The Heart Matters Gals

  • Julie

    Julie

    I’m turning 62 this year. I can hardly believe it myself. But, I’ve decided that I no longer want to live comfortably. I want to live with a spirit of adventure like I had in the past. To be unafraid of what’s new or different. I want to remain so open to the Spirit of the living God that his love compels me to go wherever he leads me.
  • LuAnn

    LuAnn

    I am passionate about people leaning into all that Jesus is. You. Me. Us. Journeying together with God. This is my greatest blessing. And now that my kiddos are out on their own, I’m learning to navigate my new normal. And I am finding there is life after little ones and teens after all!
  • Emilie

    Emilie

    I am currently finishing my degree in relational communications and plan to graduate in the spring of 2020!! I am thankful I have had time to grow, heal, appreciate a slower pace of living, and to invest more time into relationships with family, friends, and God.

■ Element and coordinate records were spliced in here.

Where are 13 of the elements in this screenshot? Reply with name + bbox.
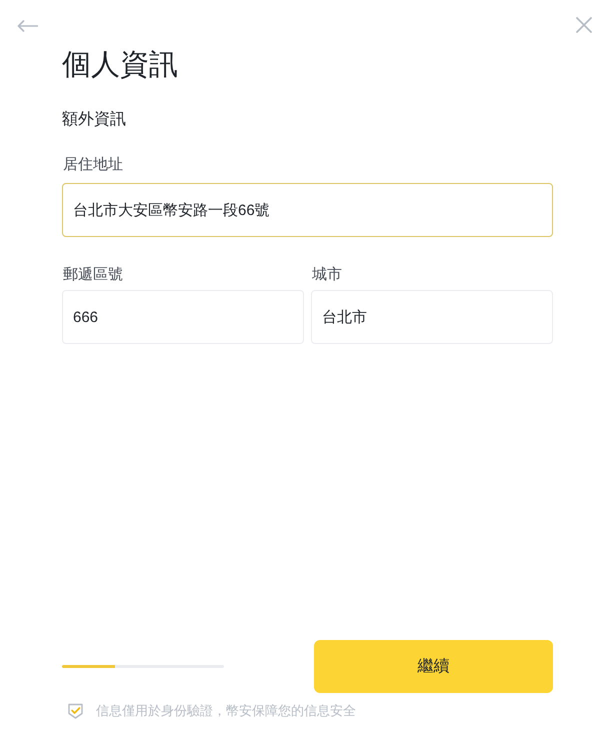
shield-check-icon bbox=[68, 702, 83, 718]
input-field[interactable]: 台北市大安區幣安路一段66號 bbox=[62, 183, 553, 237]
close-icon[interactable] bbox=[576, 17, 592, 33]
input-field[interactable]: 台北市 bbox=[311, 290, 553, 344]
continue-button[interactable]: 繼續 bbox=[314, 640, 553, 693]
field-label: 居住地址 bbox=[62, 155, 124, 175]
back-arrow-icon[interactable] bbox=[17, 20, 38, 32]
input-field[interactable]: 666 bbox=[62, 290, 304, 344]
section-subtitle: 額外資訊 bbox=[62, 110, 127, 130]
privacy-notice: 信息僅用於身份驗證，幣安保障您的信息安全 bbox=[96, 702, 356, 719]
field-label: 郵遞區號 bbox=[62, 265, 124, 285]
field-label: 城市 bbox=[311, 265, 343, 285]
page-title: 個人資訊 bbox=[62, 48, 179, 83]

Through this process I am learning what I want to prioritize in my life and figuring out ways to make that happen. Most of all, I am figuring out that life is all about process, taking steps closer to where I want to be and celebrating the little victories but also accepting that there will be setbacks and disappointments along the way.
  • Sally

    Sally

    Sally Cranham is a singer and writer from the UK. She uses biblical narrative and her own experience to write deeply into the heart of the human condition. She currently works as a volunteer for SourceMN as their Arts Outreach Coordinator and has lived as a Residential Volunteer at Source’s anti-trafficking transitional annex alongside women who have come out of the life of prostitution.